8 Feb 13

IBD Story, from a friend and instructor in UT:

“I work at a residential treatment center.  Many of our admits struggle with suicidal ideation and self-harm impulses, like cutting.  Our job is to help keep them safe while they participate in a lengthy, therapeutic and academic treatment program.  And, since I completed your Tactical Treatment of Gunshot Wounds Course several times, I’ve been pushing our management to get a supply of IBDs (Israeli Battle Dressing) and train everyone in their use.

Response has predictably been lukewarm, but that will likely change after yesterday’s incident here!

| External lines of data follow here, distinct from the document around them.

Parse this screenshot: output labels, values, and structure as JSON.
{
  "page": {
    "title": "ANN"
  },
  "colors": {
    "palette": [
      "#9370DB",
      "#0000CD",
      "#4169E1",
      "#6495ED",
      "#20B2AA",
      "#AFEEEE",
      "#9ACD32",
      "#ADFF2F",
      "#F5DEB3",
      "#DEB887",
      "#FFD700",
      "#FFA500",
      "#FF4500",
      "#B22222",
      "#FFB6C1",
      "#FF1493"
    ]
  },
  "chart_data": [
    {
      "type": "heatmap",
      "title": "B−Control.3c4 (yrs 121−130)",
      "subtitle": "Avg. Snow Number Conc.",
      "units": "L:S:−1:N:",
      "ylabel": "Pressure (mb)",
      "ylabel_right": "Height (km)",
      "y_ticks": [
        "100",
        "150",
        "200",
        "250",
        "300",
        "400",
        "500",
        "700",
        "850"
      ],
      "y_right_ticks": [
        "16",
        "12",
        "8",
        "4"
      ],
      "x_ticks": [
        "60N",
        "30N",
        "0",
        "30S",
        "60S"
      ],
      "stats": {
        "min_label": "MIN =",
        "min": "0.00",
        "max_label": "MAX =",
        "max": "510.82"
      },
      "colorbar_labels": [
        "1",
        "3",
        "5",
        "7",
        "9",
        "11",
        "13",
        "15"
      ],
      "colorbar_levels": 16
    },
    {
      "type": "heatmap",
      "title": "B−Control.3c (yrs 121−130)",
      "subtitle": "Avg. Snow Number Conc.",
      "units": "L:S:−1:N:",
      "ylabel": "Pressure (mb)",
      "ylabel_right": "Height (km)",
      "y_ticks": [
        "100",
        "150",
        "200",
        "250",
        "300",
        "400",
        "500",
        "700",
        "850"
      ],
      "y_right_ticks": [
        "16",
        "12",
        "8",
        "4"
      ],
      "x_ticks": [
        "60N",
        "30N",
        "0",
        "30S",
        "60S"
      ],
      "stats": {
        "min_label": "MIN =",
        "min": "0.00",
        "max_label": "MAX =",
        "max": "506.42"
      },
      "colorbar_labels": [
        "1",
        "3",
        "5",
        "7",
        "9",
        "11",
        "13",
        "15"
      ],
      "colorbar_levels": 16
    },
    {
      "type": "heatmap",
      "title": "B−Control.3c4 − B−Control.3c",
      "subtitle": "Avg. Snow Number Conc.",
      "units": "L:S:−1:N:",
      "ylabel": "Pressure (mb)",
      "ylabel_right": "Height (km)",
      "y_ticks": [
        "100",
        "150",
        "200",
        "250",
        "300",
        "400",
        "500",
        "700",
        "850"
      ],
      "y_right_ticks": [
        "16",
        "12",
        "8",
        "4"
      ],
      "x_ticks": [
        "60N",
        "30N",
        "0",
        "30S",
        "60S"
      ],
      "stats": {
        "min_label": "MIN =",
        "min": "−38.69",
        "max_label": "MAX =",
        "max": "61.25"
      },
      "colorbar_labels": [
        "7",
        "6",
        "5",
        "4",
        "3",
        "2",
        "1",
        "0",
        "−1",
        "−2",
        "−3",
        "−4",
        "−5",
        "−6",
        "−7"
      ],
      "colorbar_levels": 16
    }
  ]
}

With startling speed, one of our admits grabbed a CFL light bulb, broke it, and jammed the jagged base into her interior forearm.  A deep cut resulted, and it immediately started bleeding copiously.

A co-worker was there to restrain the girl, who was now in a panic about what she had done.  My co-worker was able to put pressure on the wound, but knew it would take more to stop the bleeding.  She called to me and said,  ‘we need one of your bandages!’

I rushed over, removed an IBD from my satchel, and hastily applied it to the wound. Bleeding stopped instantly! Everyone, including the victim, was relieved. That IBD did the trick!

Local paramedics arrived fifteen minutes later. There was not much left for them to do except transport her to the hospital. One looked at the IBD and silently marveled at it with a quizzical look on his face.  He’d never seen one!

In the aftermath, I’ve already had a dozen staff (management and otherwise) approach me and ask ‘what was that bandage?,’ ‘where did you learn to do that?’ and (my favorite), ‘you just have one of those with you all the time??’”

Comment: Ever-ossified institutions are never the hero. Individuals are! Never wait around for some stale, blundering bureaucracy to “get-around” to recognizing a critical need. Step forward. Get the knowledge and equipment you need, on your own when necessary. Don’t ask permission, and don’t look back. Boldly do what needs to be done. Institutions and bureaucracies do only one thing well: protect and promote themselves.

Conversely, individual heroes see a need and act immediately and audaciously. In so doing, they are seldom thanked, nor even recognized. And, when the result is good (as it was in the foregoing case), someone else, some over-promoted incompetent, perpetually afraid to make any decision himself, will take the credit. And, when the result is bad, that same incompetent will claim he doesn’t even know you!

So what? Expect it! Real heroes seldom enjoy accolades, nor live highly-accredited lives. On the other hand, fearful cowards never live any kind of life!

“All this by gallant hearts is done. All this by patient hearts is born. And, they by whom the laurel’s won …are seldom they by whom it’s worn.”